Mitochondrial control of calcium-channel gating: a mechanism for sustained signaling and transcriptional activation in T lymphocytes

In addition to their well-known functions in cellular energy transduction, mitochondria play an important role in modulating the amplitude and time course of intracellular Ca 2+ signals. In many cells, mitochondria act as Ca 2+ buffers by taking up and releasing Ca 2+ , but this simple buffering action by itself often cannot explain the organelle's effects on Ca 2+ signaling dynamics. Here we describe the functional interaction of mitochondria with store-operated Ca 2+ channels in T lymphocytes as a mechanism of mitochondrial Ca 2+ signaling. In Jurkat T cells with functional mitochondria, prolonged depletion of Ca 2+ stores causes sustained activation of the store-operated Ca 2+ current, I CRAC (CRAC, Ca 2+ release-activated Ca 2+ ). Inhibition of mitochondrial Ca 2+ uptake by compounds that dissipate the intramitochondrial potential unmasks Ca 2+ -dependent inactivation of I CRAC . Thus, functional mitochondria are required to maintain CRAC-channel activity, most likely by preventing local Ca 2+ accumulation near sites that govern channel inactivation.
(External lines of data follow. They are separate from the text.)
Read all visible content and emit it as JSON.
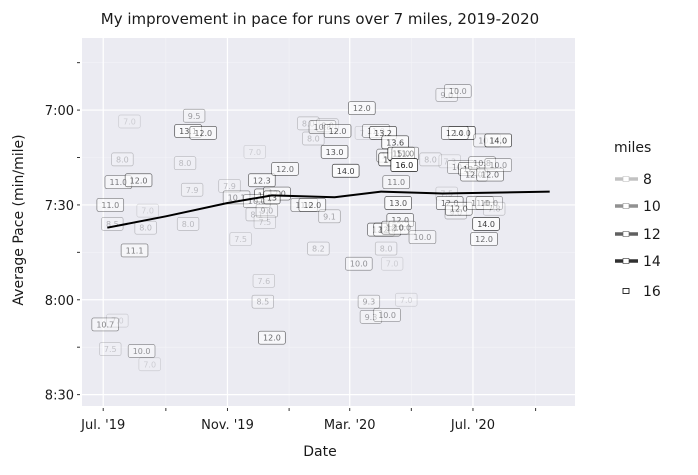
{
  "chart_data": {
    "type": "scatter",
    "title": "My improvement in pace for runs over 7 miles, 2019-2020",
    "xlabel": "Date",
    "ylabel": "Average Pace (min/mile)",
    "x_ticks": [
      {
        "date": "2019-07-01",
        "label": "Jul. '19"
      },
      {
        "date": "2019-11-01",
        "label": "Nov. '19"
      },
      {
        "date": "2020-03-01",
        "label": "Mar. '20"
      },
      {
        "date": "2020-07-01",
        "label": "Jul. '20"
      }
    ],
    "x_minor_ticks": [
      "2019-09-01",
      "2020-01-01",
      "2020-05-01",
      "2020-09-01"
    ],
    "xlim": [
      "2019-06-10",
      "2020-10-10"
    ],
    "y_ticks": [
      {
        "value": 7.0,
        "label": "7:00"
      },
      {
        "value": 7.5,
        "label": "7:30"
      },
      {
        "value": 8.0,
        "label": "8:00"
      },
      {
        "value": 8.5,
        "label": "8:30"
      }
    ],
    "y_minor_ticks": [
      6.75,
      7.25,
      7.75,
      8.25
    ],
    "ylim": [
      8.56,
      6.62
    ],
    "y_reversed": true,
    "grid": true,
    "legend": {
      "title": "miles",
      "position": "right",
      "entries": [
        {
          "label": "8",
          "value": 8
        },
        {
          "label": "10",
          "value": 10
        },
        {
          "label": "12",
          "value": 12
        },
        {
          "label": "14",
          "value": 14
        },
        {
          "label": "16",
          "value": 16
        }
      ]
    },
    "trend_line": [
      {
        "date": "2019-07-05",
        "pace": 7.62
      },
      {
        "date": "2019-09-01",
        "pace": 7.56
      },
      {
        "date": "2019-11-01",
        "pace": 7.49
      },
      {
        "date": "2019-12-15",
        "pace": 7.45
      },
      {
        "date": "2020-02-15",
        "pace": 7.46
      },
      {
        "date": "2020-04-01",
        "pace": 7.43
      },
      {
        "date": "2020-06-01",
        "pace": 7.44
      },
      {
        "date": "2020-09-15",
        "pace": 7.43
      }
    ],
    "points": [
      {
        "date": "2019-07-08",
        "pace": 7.5,
        "miles": 11.0,
        "label": "11.0"
      },
      {
        "date": "2019-07-10",
        "pace": 7.6,
        "miles": 8.5,
        "label": "8.5"
      },
      {
        "date": "2019-07-16",
        "pace": 7.38,
        "miles": 11.0,
        "label": "11.0"
      },
      {
        "date": "2019-07-20",
        "pace": 7.26,
        "miles": 8.0,
        "label": "8.0"
      },
      {
        "date": "2019-07-27",
        "pace": 7.06,
        "miles": 7.0,
        "label": "7.0"
      },
      {
        "date": "2019-08-05",
        "pace": 7.37,
        "miles": 12.0,
        "label": "12.0"
      },
      {
        "date": "2019-08-01",
        "pace": 7.74,
        "miles": 11.1,
        "label": "11.1"
      },
      {
        "date": "2019-08-12",
        "pace": 7.62,
        "miles": 8.0,
        "label": "8.0"
      },
      {
        "date": "2019-08-14",
        "pace": 7.53,
        "miles": 7.0,
        "label": "7.0"
      },
      {
        "date": "2019-07-03",
        "pace": 8.13,
        "miles": 10.7,
        "label": "10.7"
      },
      {
        "date": "2019-07-08",
        "pace": 8.26,
        "miles": 7.5,
        "label": "7.5"
      },
      {
        "date": "2019-07-15",
        "pace": 8.11,
        "miles": 7.0,
        "label": "7.0"
      },
      {
        "date": "2019-08-08",
        "pace": 8.27,
        "miles": 10.0,
        "label": "10.0"
      },
      {
        "date": "2019-08-16",
        "pace": 8.34,
        "miles": 7.0,
        "label": "7.0"
      },
      {
        "date": "2019-09-23",
        "pace": 7.11,
        "miles": 13.1,
        "label": "13.1"
      },
      {
        "date": "2019-09-29",
        "pace": 7.03,
        "miles": 9.5,
        "label": "9.5"
      },
      {
        "date": "2019-10-08",
        "pace": 7.12,
        "miles": 12.0,
        "label": "12.0"
      },
      {
        "date": "2019-09-20",
        "pace": 7.28,
        "miles": 8.0,
        "label": "8.0"
      },
      {
        "date": "2019-09-27",
        "pace": 7.42,
        "miles": 7.9,
        "label": "7.9"
      },
      {
        "date": "2019-09-23",
        "pace": 7.6,
        "miles": 8.0,
        "label": "8.0"
      },
      {
        "date": "2019-11-03",
        "pace": 7.4,
        "miles": 7.9,
        "label": "7.9"
      },
      {
        "date": "2019-11-10",
        "pace": 7.46,
        "miles": 10.1,
        "label": "10.1"
      },
      {
        "date": "2019-11-14",
        "pace": 7.68,
        "miles": 7.5,
        "label": "7.5"
      },
      {
        "date": "2019-11-28",
        "pace": 7.22,
        "miles": 7.0,
        "label": "7.0"
      },
      {
        "date": "2019-12-05",
        "pace": 7.37,
        "miles": 12.3,
        "label": "12.3"
      },
      {
        "date": "2019-12-06",
        "pace": 7.45,
        "miles": 13.0,
        "label": "13"
      },
      {
        "date": "2019-11-30",
        "pace": 7.48,
        "miles": 10.0,
        "label": "10.0"
      },
      {
        "date": "2019-11-30",
        "pace": 7.55,
        "miles": 8.1,
        "label": "8.1"
      },
      {
        "date": "2019-12-10",
        "pace": 7.53,
        "miles": 9.0,
        "label": "9.0"
      },
      {
        "date": "2019-12-08",
        "pace": 7.59,
        "miles": 7.5,
        "label": "7.5"
      },
      {
        "date": "2019-12-20",
        "pace": 7.44,
        "miles": 12.0,
        "label": "12.0"
      },
      {
        "date": "2019-12-28",
        "pace": 7.31,
        "miles": 12.0,
        "label": "12.0"
      },
      {
        "date": "2019-12-15",
        "pace": 7.46,
        "miles": 13.0,
        "label": "13"
      },
      {
        "date": "2019-12-07",
        "pace": 7.9,
        "miles": 7.6,
        "label": "7.6"
      },
      {
        "date": "2019-12-06",
        "pace": 8.01,
        "miles": 8.5,
        "label": "8.5"
      },
      {
        "date": "2019-12-15",
        "pace": 8.2,
        "miles": 12.0,
        "label": "12.0"
      },
      {
        "date": "2020-01-16",
        "pace": 7.5,
        "miles": 11.0,
        "label": "11.0"
      },
      {
        "date": "2020-01-24",
        "pace": 7.5,
        "miles": 12.0,
        "label": "12.0"
      },
      {
        "date": "2020-01-20",
        "pace": 7.07,
        "miles": 8.0,
        "label": "8.0"
      },
      {
        "date": "2020-01-25",
        "pace": 7.15,
        "miles": 8.0,
        "label": "8.0"
      },
      {
        "date": "2020-02-03",
        "pace": 7.09,
        "miles": 10.8,
        "label": "10.8"
      },
      {
        "date": "2020-02-08",
        "pace": 7.08,
        "miles": 8.0,
        "label": "8.0"
      },
      {
        "date": "2020-02-18",
        "pace": 7.11,
        "miles": 12.0,
        "label": "12.0"
      },
      {
        "date": "2020-02-15",
        "pace": 7.22,
        "miles": 13.0,
        "label": "13.0"
      },
      {
        "date": "2020-02-10",
        "pace": 7.56,
        "miles": 9.1,
        "label": "9.1"
      },
      {
        "date": "2020-01-30",
        "pace": 7.73,
        "miles": 8.2,
        "label": "8.2"
      },
      {
        "date": "2020-02-26",
        "pace": 7.32,
        "miles": 14.0,
        "label": "14.0"
      },
      {
        "date": "2020-03-13",
        "pace": 6.99,
        "miles": 12.0,
        "label": "12.0"
      },
      {
        "date": "2020-03-10",
        "pace": 7.81,
        "miles": 10.0,
        "label": "10.0"
      },
      {
        "date": "2020-03-17",
        "pace": 7.12,
        "miles": 7.0,
        "label": "7.0"
      },
      {
        "date": "2020-03-27",
        "pace": 7.11,
        "miles": 11.0,
        "label": "11.0"
      },
      {
        "date": "2020-04-03",
        "pace": 7.12,
        "miles": 13.2,
        "label": "13.2"
      },
      {
        "date": "2020-03-20",
        "pace": 8.01,
        "miles": 9.3,
        "label": "9.3"
      },
      {
        "date": "2020-03-22",
        "pace": 8.09,
        "miles": 9.3,
        "label": "9.3"
      },
      {
        "date": "2020-04-01",
        "pace": 7.63,
        "miles": 12.0,
        "label": "12.0"
      },
      {
        "date": "2020-04-07",
        "pace": 7.63,
        "miles": 12.0,
        "label": "12.0"
      },
      {
        "date": "2020-04-06",
        "pace": 7.73,
        "miles": 8.0,
        "label": "8.0"
      },
      {
        "date": "2020-04-12",
        "pace": 7.81,
        "miles": 7.0,
        "label": "7.0"
      },
      {
        "date": "2020-04-07",
        "pace": 8.08,
        "miles": 10.0,
        "label": "10.0"
      },
      {
        "date": "2020-04-10",
        "pace": 7.24,
        "miles": 11.0,
        "label": "11.0"
      },
      {
        "date": "2020-04-15",
        "pace": 7.17,
        "miles": 13.6,
        "label": "13.6"
      },
      {
        "date": "2020-04-12",
        "pace": 7.26,
        "miles": 14.0,
        "label": "14.0"
      },
      {
        "date": "2020-04-21",
        "pace": 7.23,
        "miles": 15.0,
        "label": "15.0"
      },
      {
        "date": "2020-04-25",
        "pace": 7.23,
        "miles": 11.0,
        "label": "11.0"
      },
      {
        "date": "2020-04-24",
        "pace": 7.29,
        "miles": 16.0,
        "label": "16.0"
      },
      {
        "date": "2020-04-16",
        "pace": 7.38,
        "miles": 11.0,
        "label": "11.0"
      },
      {
        "date": "2020-04-18",
        "pace": 7.49,
        "miles": 13.0,
        "label": "13.0"
      },
      {
        "date": "2020-04-20",
        "pace": 7.58,
        "miles": 12.0,
        "label": "12.0"
      },
      {
        "date": "2020-04-15",
        "pace": 7.62,
        "miles": 12.0,
        "label": "12.0"
      },
      {
        "date": "2020-04-22",
        "pace": 7.62,
        "miles": 10.0,
        "label": "10.0"
      },
      {
        "date": "2020-04-26",
        "pace": 8.0,
        "miles": 7.0,
        "label": "7.0"
      },
      {
        "date": "2020-05-20",
        "pace": 7.26,
        "miles": 8.0,
        "label": "8.0"
      },
      {
        "date": "2020-05-12",
        "pace": 7.67,
        "miles": 10.0,
        "label": "10.0"
      },
      {
        "date": "2020-06-05",
        "pace": 6.92,
        "miles": 9.0,
        "label": "9.0"
      },
      {
        "date": "2020-06-16",
        "pace": 6.9,
        "miles": 10.0,
        "label": "10.0"
      },
      {
        "date": "2020-06-20",
        "pace": 7.12,
        "miles": 14.0,
        "label": "14.0"
      },
      {
        "date": "2020-06-13",
        "pace": 7.12,
        "miles": 12.0,
        "label": "12.0"
      },
      {
        "date": "2020-06-08",
        "pace": 7.27,
        "miles": 7.3,
        "label": "7.3"
      },
      {
        "date": "2020-06-05",
        "pace": 7.44,
        "miles": 7.5,
        "label": "7.5"
      },
      {
        "date": "2020-06-08",
        "pace": 7.49,
        "miles": 12.0,
        "label": "12.0"
      },
      {
        "date": "2020-06-19",
        "pace": 7.3,
        "miles": 10.0,
        "label": "10.0"
      },
      {
        "date": "2020-06-14",
        "pace": 7.54,
        "miles": 9.0,
        "label": "9.0"
      },
      {
        "date": "2020-06-17",
        "pace": 7.52,
        "miles": 12.0,
        "label": "12.0"
      },
      {
        "date": "2020-06-30",
        "pace": 7.31,
        "miles": 12.0,
        "label": "12.0"
      },
      {
        "date": "2020-07-02",
        "pace": 7.34,
        "miles": 12.0,
        "label": "12.0"
      },
      {
        "date": "2020-07-10",
        "pace": 7.28,
        "miles": 10.8,
        "label": "10.8"
      },
      {
        "date": "2020-07-08",
        "pace": 7.49,
        "miles": 11.0,
        "label": "11.0"
      },
      {
        "date": "2020-07-15",
        "pace": 7.16,
        "miles": 10.0,
        "label": "10.0"
      },
      {
        "date": "2020-07-18",
        "pace": 7.34,
        "miles": 12.0,
        "label": "12.0"
      },
      {
        "date": "2020-07-17",
        "pace": 7.49,
        "miles": 10.0,
        "label": "10.0"
      },
      {
        "date": "2020-07-22",
        "pace": 7.52,
        "miles": 7.8,
        "label": "7.8"
      },
      {
        "date": "2020-07-14",
        "pace": 7.6,
        "miles": 14.0,
        "label": "14.0"
      },
      {
        "date": "2020-07-12",
        "pace": 7.68,
        "miles": 12.0,
        "label": "12.0"
      },
      {
        "date": "2020-07-26",
        "pace": 7.16,
        "miles": 14.0,
        "label": "14.0"
      },
      {
        "date": "2020-07-26",
        "pace": 7.29,
        "miles": 10.0,
        "label": "10.0"
      }
    ]
  }
}
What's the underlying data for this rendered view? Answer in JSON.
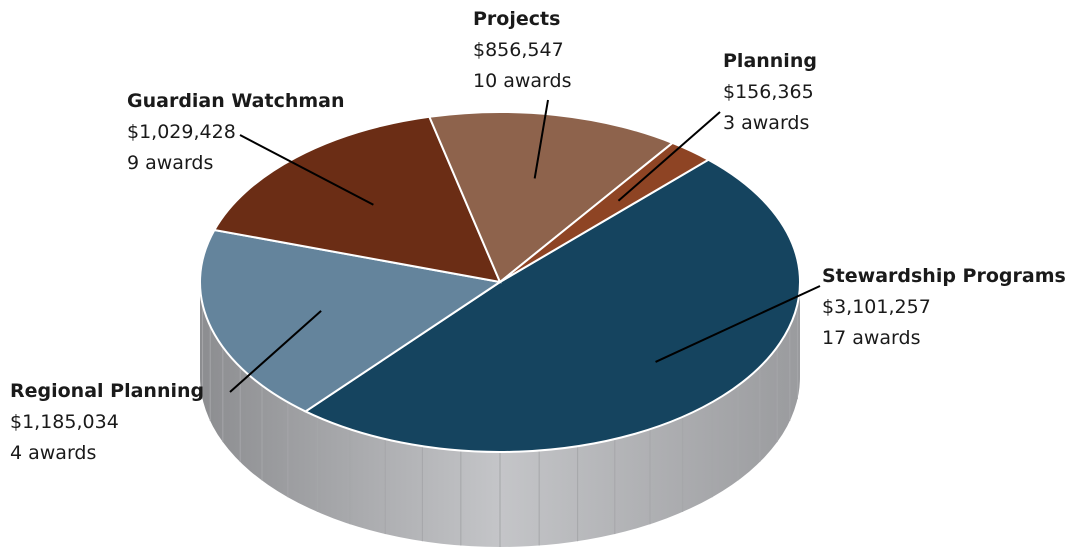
{
  "chart_data": {
    "type": "pie",
    "categories": [
      "Stewardship Programs",
      "Regional Planning",
      "Guardian Watchman",
      "Projects",
      "Planning"
    ],
    "values": [
      3101257,
      1185034,
      1029428,
      856547,
      156365
    ],
    "value_labels": [
      "$3,101,257",
      "$1,185,034",
      "$1,029,428",
      "$856,547",
      "$156,365"
    ],
    "award_labels": [
      "17 awards",
      "4 awards",
      "9 awards",
      "10 awards",
      "3 awards"
    ],
    "colors": [
      "#15445f",
      "#64849c",
      "#6b2d15",
      "#8e634c",
      "#8e4424"
    ]
  }
}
In cells stimulated through the T-cell antigen receptor, acute blockade of mitochondrial Ca 2+ uptake inhibits the nuclear translocation of the transcription factor NFAT in parallel with CRAC channel activity and [Ca 2+ ] i elevation, indicating a functional link between mitochondrial regulation of I CRAC and T-cell activation. These results demonstrate a role for mitochondria in controlling Ca 2+ channel activity and signal transmission from the plasma membrane to the nucleus.